RIVERS UNSETTLED: Opening Reception
On view at El Barrio’s Artspace Foyer Gallery
215 E 99th St., New York, NY
Viewing Hours
Monday-Friday, 10am-6pm
No registration required.
Hi-ARTS is thrilled to partner with Eto Otitigbe on Rivers Unsettled. The river is never still. It meanders, carves, swells, and recedes—an unsettled body of perpetual negotiation. Rivers Unsettled gathers sculptural, mixed media, and installation-based works born from field studies along the Harlem River. This exhibition engages the river, not as a passive subject but as a co-author, rhythms and residues shaping material and meaning alike.
Drawing upon Mikhail Bakhtin’s theory of Dialogical Art, Rivers Unsettled rejects singular narratives in favor of polyphonic voices—human, nonhuman, organic, and constructed—coexisting in tension and dialogue. These works do not merely represent the river; they converse with it, absorbing its sedimented past while speaking into its ever-unfolding present. In this case, Eto is a listener and maker, allowing the Harlem River’s textures and shifting borders to articulate their own agency.

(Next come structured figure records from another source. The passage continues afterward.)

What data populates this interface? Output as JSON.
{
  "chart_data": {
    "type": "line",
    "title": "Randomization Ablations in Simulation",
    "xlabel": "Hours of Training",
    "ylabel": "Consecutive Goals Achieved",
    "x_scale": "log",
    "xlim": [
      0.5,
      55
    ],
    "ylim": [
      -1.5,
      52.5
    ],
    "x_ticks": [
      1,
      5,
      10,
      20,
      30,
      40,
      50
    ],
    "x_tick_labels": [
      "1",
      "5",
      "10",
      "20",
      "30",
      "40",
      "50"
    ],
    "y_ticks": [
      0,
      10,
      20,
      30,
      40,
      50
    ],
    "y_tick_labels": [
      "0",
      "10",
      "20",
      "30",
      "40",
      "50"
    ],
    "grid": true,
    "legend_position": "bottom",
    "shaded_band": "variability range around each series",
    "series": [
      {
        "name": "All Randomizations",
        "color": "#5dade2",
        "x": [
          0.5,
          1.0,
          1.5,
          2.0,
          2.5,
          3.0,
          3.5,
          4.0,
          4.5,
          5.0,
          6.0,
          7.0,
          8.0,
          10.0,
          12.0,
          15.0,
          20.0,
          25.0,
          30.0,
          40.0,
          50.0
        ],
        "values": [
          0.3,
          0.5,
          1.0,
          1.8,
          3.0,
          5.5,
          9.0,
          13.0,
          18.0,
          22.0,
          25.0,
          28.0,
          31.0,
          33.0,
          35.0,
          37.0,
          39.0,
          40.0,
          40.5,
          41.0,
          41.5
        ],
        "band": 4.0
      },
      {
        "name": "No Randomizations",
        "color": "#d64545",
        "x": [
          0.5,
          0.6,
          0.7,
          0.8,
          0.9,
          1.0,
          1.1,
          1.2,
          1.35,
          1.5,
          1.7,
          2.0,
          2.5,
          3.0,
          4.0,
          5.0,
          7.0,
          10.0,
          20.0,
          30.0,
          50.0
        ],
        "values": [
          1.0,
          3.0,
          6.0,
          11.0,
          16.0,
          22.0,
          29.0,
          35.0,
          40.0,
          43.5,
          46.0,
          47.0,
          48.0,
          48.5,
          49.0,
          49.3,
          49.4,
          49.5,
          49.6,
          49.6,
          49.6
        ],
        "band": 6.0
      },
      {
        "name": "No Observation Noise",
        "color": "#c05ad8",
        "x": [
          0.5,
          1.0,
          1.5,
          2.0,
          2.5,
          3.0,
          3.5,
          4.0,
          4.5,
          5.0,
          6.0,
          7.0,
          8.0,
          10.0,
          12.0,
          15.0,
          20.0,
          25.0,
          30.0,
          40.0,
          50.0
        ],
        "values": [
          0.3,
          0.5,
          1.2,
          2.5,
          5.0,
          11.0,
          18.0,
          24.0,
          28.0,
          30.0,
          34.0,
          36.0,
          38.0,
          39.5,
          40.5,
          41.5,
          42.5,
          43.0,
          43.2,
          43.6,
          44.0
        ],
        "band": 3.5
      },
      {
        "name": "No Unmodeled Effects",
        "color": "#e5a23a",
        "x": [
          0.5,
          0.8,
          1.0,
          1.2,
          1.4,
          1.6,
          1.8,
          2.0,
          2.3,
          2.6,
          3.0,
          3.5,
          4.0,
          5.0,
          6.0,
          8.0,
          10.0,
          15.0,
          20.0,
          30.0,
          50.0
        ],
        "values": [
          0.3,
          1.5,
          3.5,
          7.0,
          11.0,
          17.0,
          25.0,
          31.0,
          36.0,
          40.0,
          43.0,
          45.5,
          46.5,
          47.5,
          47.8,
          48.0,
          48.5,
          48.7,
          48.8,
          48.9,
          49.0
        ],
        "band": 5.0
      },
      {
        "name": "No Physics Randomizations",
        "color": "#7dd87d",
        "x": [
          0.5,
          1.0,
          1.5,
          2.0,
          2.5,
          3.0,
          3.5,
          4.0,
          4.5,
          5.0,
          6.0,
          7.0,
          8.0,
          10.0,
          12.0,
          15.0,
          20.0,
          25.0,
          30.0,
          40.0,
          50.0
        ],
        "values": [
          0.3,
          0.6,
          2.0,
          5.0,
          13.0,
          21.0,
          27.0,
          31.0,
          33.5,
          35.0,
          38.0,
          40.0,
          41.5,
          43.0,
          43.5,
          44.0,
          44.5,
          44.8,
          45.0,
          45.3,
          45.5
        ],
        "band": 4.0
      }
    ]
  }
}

Objects in this exhibition emerge to represent the riverbank’s strata; invoking thresholds between land and water, permanence and erosion, presence and disappearance. These works are unfixed, much like the river itself - constantly reshaped by forces both seen and unseen.
In the face of ecological crisis and urban transformation, these works remind us that the river speaks—not in a singular voice, but in a multitude of murmurs, currents, and disruptions, demanding that we listen.
About Eto Otitigbe
Eto Otitigbe is interested in recovering buried narratives and giving form to the unseen. He is a polymedia artist whose interdisciplinary practice includes sculpture, performance, installation, and public art. His public art intersects history, community, and biophilic design by using parametric modeling and generative design to transform historical and cultural references into biomorphic forms and patterns that reference nature. Otitigbe’s public works includes temporary installations in Socrates Sculpture Park (Queens, NY) and Randall’s Island Park (New York, NY). His current large-scale public commissions include: Peaceful Journey (Mt. Vernon, NY, 2022); Cascode (Philadelphia, PA, 2024); Emanativ (Harlem, NY, 2023); Passing Point (Alexandria, VA, 2023). He was a member of the Design Team for the Memorial to Enslaved Laborers at UVA (Charlottesville, VA, 2019) where he contributed to the creative expression on the memorial's exterior surface.